Predictions for 2017-2018 flu season
For the United States, this year’s flu season began on October 1, and so far has seen H3N2 dominating, as Pascual’s team predicted. Rosenfeld’s team estimates that the peak in severity will come around the second to fourth week in January, though just how bad it might get is still a big question. Currently, with the exception of Louisiana, most states are still below their usual activity levels.
FLICKR, NIAID“Our analysis for this year showed that the virus is already changing in a significant way,” says Pascual. “We predict an outbreak that is above average but moderate, not severe, because last year was such a bad season.”
Also this year, the CDC is experimenting with breaking down the forecasts by state, in addition to having national and regional predictions. “This year, we are piloting with teams at the state level. We just started to get state-level forecasts a couple weeks ago,” says epidemiologist and modeler Matthew Biggerstaff of the Influenza Division in the National Center for Immunization and Respiratory Diseases at CDC.
Not all states are participating. “It will be useful to see if teams that incorporate state data have higher accuracies than states that do not,” he adds. Illinois, for example, currently is predicting outcomes similar to the national average, though perhaps peaking slightly sooner.

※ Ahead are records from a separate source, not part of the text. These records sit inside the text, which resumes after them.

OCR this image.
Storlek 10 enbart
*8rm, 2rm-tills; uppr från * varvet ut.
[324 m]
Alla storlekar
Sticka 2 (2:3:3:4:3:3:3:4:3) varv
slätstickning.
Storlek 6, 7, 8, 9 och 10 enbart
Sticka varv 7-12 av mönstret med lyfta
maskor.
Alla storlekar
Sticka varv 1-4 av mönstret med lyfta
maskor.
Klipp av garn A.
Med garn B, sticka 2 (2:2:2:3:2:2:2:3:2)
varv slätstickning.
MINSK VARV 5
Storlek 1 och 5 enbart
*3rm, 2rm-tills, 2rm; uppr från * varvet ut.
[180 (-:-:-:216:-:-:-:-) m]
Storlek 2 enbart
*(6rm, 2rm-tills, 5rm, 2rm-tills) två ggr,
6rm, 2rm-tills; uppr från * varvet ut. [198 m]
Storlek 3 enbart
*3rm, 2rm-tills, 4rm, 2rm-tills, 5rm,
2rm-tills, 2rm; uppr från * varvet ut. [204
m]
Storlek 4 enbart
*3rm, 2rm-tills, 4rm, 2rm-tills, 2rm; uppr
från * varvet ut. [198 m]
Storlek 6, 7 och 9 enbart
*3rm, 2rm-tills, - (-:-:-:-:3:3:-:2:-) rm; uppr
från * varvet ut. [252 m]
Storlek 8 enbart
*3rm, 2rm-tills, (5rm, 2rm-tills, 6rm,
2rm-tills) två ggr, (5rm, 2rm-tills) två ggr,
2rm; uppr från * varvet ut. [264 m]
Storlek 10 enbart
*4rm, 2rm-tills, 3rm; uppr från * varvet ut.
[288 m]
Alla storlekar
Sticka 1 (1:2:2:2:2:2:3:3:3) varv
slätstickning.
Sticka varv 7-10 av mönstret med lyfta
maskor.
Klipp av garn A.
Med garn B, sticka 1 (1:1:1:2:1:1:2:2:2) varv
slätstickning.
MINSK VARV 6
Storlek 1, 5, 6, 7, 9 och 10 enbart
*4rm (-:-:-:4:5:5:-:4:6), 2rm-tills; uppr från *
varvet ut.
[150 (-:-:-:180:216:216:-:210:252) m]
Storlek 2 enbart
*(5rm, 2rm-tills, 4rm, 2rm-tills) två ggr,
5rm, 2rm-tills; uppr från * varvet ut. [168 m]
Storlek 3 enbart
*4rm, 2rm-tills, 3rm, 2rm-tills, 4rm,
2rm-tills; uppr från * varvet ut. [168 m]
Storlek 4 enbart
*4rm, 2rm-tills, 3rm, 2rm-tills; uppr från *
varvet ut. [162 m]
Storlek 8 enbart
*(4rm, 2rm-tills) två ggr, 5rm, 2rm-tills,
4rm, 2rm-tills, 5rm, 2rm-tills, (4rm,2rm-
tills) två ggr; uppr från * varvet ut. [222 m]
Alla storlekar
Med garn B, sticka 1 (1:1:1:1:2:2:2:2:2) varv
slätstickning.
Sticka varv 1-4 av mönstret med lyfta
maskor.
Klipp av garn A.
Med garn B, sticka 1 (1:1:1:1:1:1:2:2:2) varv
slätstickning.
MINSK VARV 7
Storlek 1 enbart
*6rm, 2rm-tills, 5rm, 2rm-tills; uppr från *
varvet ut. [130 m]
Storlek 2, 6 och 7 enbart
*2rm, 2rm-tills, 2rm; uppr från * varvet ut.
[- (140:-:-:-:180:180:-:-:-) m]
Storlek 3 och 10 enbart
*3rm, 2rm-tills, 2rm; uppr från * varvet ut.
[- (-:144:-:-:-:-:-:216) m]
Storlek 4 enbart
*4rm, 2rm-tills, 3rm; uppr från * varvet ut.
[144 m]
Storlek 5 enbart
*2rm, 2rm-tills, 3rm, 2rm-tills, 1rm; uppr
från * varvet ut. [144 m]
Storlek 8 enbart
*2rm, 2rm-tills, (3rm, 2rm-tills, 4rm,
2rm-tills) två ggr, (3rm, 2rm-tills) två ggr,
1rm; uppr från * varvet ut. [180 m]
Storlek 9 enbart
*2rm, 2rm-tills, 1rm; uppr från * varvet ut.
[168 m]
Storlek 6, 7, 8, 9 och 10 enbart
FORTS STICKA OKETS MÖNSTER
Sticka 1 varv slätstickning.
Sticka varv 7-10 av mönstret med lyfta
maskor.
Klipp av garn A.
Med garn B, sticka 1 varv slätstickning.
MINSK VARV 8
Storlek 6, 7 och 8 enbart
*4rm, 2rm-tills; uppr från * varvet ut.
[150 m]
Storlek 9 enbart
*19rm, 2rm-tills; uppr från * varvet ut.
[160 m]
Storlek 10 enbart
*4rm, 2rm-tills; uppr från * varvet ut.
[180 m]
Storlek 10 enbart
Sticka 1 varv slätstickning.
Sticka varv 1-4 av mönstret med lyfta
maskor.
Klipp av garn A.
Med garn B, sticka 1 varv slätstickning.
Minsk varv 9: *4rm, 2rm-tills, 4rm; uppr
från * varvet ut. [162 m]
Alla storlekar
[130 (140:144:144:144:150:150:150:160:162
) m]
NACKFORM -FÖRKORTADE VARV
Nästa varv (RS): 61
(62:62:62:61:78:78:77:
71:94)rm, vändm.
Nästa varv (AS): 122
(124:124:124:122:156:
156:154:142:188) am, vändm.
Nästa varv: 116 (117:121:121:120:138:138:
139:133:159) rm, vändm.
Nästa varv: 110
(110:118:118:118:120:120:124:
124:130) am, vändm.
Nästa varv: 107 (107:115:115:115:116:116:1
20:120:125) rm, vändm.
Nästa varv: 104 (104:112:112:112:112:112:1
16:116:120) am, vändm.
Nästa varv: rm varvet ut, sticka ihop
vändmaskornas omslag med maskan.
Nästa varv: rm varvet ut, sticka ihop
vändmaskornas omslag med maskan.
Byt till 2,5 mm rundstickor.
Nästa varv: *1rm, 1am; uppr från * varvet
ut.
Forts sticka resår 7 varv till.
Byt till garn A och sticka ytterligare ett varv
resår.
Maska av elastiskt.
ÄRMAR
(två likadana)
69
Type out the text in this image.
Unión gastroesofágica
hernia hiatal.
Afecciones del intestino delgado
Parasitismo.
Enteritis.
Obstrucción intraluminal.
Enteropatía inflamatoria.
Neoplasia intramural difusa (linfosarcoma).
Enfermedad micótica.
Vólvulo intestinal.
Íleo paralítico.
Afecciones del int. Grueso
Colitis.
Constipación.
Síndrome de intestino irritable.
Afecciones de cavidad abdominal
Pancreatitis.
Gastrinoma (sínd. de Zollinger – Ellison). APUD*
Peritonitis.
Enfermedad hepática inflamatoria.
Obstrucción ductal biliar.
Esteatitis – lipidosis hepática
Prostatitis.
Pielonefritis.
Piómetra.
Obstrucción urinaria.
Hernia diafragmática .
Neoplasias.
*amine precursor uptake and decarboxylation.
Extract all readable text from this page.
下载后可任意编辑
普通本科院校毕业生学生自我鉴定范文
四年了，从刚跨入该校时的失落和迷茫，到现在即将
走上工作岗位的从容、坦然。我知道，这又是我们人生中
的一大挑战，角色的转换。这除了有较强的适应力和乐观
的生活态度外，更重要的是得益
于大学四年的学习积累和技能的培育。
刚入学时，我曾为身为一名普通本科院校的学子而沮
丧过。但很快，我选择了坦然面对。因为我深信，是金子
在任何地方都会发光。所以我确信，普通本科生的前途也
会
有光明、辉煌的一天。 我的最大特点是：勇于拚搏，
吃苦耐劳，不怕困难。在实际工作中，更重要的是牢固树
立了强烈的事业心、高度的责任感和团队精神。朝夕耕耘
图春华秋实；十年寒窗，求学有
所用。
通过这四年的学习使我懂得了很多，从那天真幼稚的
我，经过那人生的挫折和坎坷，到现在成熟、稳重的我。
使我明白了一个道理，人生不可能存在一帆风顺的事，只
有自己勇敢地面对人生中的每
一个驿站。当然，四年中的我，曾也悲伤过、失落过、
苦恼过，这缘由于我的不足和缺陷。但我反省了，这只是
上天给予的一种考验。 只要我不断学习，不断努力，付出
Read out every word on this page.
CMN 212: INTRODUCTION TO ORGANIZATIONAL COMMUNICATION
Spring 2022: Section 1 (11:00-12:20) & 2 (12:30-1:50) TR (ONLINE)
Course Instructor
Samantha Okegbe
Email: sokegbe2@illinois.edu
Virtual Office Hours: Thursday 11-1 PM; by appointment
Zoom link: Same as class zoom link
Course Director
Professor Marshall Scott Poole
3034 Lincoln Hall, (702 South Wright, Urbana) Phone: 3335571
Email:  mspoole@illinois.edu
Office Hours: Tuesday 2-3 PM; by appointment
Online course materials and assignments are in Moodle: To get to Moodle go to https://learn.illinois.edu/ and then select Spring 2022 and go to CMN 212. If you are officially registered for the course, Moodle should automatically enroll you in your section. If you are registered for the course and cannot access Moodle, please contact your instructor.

Flu forecasting around the world
On a global scale, the World Health Organization has been providing flu surveillance data since 1947. In 1997, the virologic data were made available online via WHO’s FluNet. Following the 2006 avian flu outbreak, scientific sharing of genetic sequence data was given a priority among WHO member states and the outcome was the nonprofit Global Sharing of All Influenza Data (GISAID), which ensures open access to the data.
“Globally, the timely availability of influenza virologic surveillance data has increased tremendously since the 2009 influenza pandemic,” says Rakhee Palekar, coordinator of the Pan American Health Organization’s Influenza Surveillance Team. Still, “forecasting is not a routine component of most countries’ surveillance systems,” she adds. “The open availability of these virologic surveillance data and genetic sequence databases has allowed researchers in academic institutions to engage in this work.”
For example, sharing what happened during the Southern hemisphere flu season can help the Northern hemisphere understand how viral strains have evolved. But there is a great deal of mystery still surrounding influenza.
“It’s true that evolutionary dynamics are important, because if the virus changes enough from one season to the next, then our past vaccinations and infections won’t provide much protection against the new strains. But these evolutionary dynamics are far from the only issue,” says Rob Moss from the University of Melbourne School of Population Health. Clinical surveillance data have their own set of limitations. For example, health agencies can’t capture every incident because some people don’t go to the hospital and others may have no symptoms, but can still infect others. Moss adds, “there is no single-biggest roadblock to predicting flu.”